Usage is still useful as a diagnostic. A team with zero usage probably has a training problem, a workflow problem, or a tool-access problem. A team with skyrocketing usage may have found a valuable workflow. It may also have found a leaderboard.
The better metric is useful work completed per dollar.
That sounds obvious, but it changes what companies measure. Instead of asking, “How many tokens did this team use?” leaders should ask:
- Which workflow did this replace or improve?
- How much time did it save after review and rework?
- How often did the output require human correction?
- What would this have cost through the previous process?
- Does the result improve revenue, quality, speed, compliance, or customer experience?
This is where the Amazon story matters. Shutting down a token leaderboard is not an anti-AI move. It is a pro-useful-AI move. The company is still tracking token usage for cost management, according to Business Insider. The shift is away from celebrating raw consumption as productivity.
The counterargument: some teams should spend more
There is a credible pro-tokenmaxxing argument, and it deserves more than a dunk.
For individual builders, startups, and elite teams, aggressive AI usage can be the fastest way to learn what the tools are actually good at. A startup with high revenue per employee might rationally spend more on AI if it compresses development cycles, raises output quality, or lets a tiny team compete with a larger one.
That argument gets weaker inside a large company where thousands of employees have access, incentives are blurry, and nobody knows which workflows are paying back the spend.
In other words, tokenmaxxing can be exploration when the person spending the tokens owns the outcome. It becomes theater when the person spending the tokens is optimizing for visibility, leaderboard position, or “AI adoption” vibes.
What companies should do now
The answer is discipline, not panic.
Teams should still experiment. Cutting everyone off because a leaderboard went sideways would repeat the same mistake in reverse. The goal is to make AI spending legible enough that good use can grow and waste can die quietly.
A sane token policy has a few parts:
- Budgets by workflow, not just by user.
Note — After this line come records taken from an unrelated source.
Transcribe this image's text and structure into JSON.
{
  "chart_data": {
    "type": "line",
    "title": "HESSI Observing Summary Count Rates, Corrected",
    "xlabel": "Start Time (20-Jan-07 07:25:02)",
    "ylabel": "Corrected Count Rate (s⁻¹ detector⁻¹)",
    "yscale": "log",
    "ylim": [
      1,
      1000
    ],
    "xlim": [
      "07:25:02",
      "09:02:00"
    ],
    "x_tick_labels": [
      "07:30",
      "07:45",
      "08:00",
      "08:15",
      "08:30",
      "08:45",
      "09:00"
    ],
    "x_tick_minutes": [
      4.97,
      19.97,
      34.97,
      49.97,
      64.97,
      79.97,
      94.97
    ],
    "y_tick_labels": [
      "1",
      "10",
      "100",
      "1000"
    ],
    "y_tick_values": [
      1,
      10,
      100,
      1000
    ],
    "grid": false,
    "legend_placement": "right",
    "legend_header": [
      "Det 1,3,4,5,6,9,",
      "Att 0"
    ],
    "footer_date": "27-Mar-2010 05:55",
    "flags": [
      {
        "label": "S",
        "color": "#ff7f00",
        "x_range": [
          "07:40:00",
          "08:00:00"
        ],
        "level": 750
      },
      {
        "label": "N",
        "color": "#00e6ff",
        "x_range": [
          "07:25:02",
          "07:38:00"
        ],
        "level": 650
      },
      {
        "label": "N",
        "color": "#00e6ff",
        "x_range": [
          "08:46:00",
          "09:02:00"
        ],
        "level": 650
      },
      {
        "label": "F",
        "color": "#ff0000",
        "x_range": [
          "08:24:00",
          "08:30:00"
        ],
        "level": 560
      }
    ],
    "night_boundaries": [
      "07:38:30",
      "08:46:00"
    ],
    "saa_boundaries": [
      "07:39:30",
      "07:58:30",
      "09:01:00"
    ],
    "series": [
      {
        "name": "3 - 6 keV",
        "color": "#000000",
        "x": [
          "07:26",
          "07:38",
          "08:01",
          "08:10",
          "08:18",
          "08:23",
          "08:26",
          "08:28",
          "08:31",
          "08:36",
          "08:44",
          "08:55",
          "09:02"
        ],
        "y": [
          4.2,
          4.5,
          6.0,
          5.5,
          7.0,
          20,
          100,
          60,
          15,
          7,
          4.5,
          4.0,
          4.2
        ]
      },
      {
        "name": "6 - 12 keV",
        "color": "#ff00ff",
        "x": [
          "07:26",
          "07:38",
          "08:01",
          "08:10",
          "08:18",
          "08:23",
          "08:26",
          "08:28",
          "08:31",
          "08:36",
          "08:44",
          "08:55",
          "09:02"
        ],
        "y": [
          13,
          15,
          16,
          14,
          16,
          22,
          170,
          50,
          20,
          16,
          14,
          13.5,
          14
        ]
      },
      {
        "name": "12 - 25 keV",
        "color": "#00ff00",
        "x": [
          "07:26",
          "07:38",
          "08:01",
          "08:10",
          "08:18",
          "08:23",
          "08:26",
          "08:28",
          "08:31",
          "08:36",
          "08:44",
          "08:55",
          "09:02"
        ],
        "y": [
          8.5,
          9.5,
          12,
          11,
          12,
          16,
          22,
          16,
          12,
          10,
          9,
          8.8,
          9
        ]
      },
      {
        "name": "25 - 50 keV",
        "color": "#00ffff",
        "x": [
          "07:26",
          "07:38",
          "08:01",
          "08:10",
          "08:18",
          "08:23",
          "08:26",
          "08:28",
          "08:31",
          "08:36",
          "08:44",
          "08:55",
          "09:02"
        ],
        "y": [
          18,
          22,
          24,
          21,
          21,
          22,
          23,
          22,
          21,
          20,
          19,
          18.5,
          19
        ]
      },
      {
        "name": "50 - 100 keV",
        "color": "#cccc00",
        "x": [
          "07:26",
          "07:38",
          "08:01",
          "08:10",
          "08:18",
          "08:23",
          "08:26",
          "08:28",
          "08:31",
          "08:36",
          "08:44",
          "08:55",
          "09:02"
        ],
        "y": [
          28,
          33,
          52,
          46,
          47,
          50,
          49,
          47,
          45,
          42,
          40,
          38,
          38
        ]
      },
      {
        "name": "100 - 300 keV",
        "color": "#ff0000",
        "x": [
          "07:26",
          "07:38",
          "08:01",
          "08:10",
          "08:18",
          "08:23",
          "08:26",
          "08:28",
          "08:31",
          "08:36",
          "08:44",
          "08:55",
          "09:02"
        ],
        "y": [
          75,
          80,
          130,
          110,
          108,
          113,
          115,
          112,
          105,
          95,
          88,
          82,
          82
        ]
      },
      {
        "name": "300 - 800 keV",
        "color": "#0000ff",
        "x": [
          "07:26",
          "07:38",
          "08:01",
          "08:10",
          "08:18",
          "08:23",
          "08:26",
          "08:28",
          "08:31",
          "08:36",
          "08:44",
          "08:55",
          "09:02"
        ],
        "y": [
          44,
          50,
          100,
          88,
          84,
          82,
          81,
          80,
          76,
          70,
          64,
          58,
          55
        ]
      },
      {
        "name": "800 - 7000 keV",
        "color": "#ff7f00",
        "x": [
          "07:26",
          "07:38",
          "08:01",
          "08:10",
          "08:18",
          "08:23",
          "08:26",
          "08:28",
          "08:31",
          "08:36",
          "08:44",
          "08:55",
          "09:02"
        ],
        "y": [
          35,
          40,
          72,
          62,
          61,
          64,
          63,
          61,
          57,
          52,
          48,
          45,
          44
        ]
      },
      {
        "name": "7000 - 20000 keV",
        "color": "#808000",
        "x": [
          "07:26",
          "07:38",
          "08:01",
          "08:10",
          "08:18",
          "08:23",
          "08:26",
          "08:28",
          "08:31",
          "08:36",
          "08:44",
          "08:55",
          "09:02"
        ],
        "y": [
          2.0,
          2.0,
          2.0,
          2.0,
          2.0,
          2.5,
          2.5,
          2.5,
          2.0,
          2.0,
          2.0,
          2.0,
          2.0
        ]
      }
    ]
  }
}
A customer-support summarizer and an open-ended coding agent should have different limits.
- Model routing. Cheap models handle simple classification, formatting, and extraction. Premium models handle ambiguous planning, high-risk reasoning, and final review.
- Output limits. Ask for IDs, diffs, labels, or short rationales when you do not need prose.
- Context hygiene. Send the model what it needs, remove stale chat history, and avoid dumping whole files when a targeted excerpt works.
- Human checkpoints. Long-running agents should pause before expensive branches, destructive actions, or major rewrites.
- ROI reviews. Every high-usage workflow should have a before-and-after comparison that includes rework.
The companies that get this right will spend a lot on AI. They will also know why.
What to watch next
The unresolved issue is whether enterprises can build better AI accounting before finance departments force crude limits on everyone.
That would be the worst version of the backlash. Some teams really should use more AI, especially when the work is measurable and the payoff is clear. Other teams need guardrails because “agentic” can become a polite word for “nobody knows when the meter stops.”
The next useful dashboard will look less like a leaderboard and more like a profit-and-loss statement for work: what the AI touched, what it cost, what changed, what broke, and what a human had to fix.
Until then, the age of “look how many tokens we used” is ending.
The age of “show me what those tokens bought” has begun.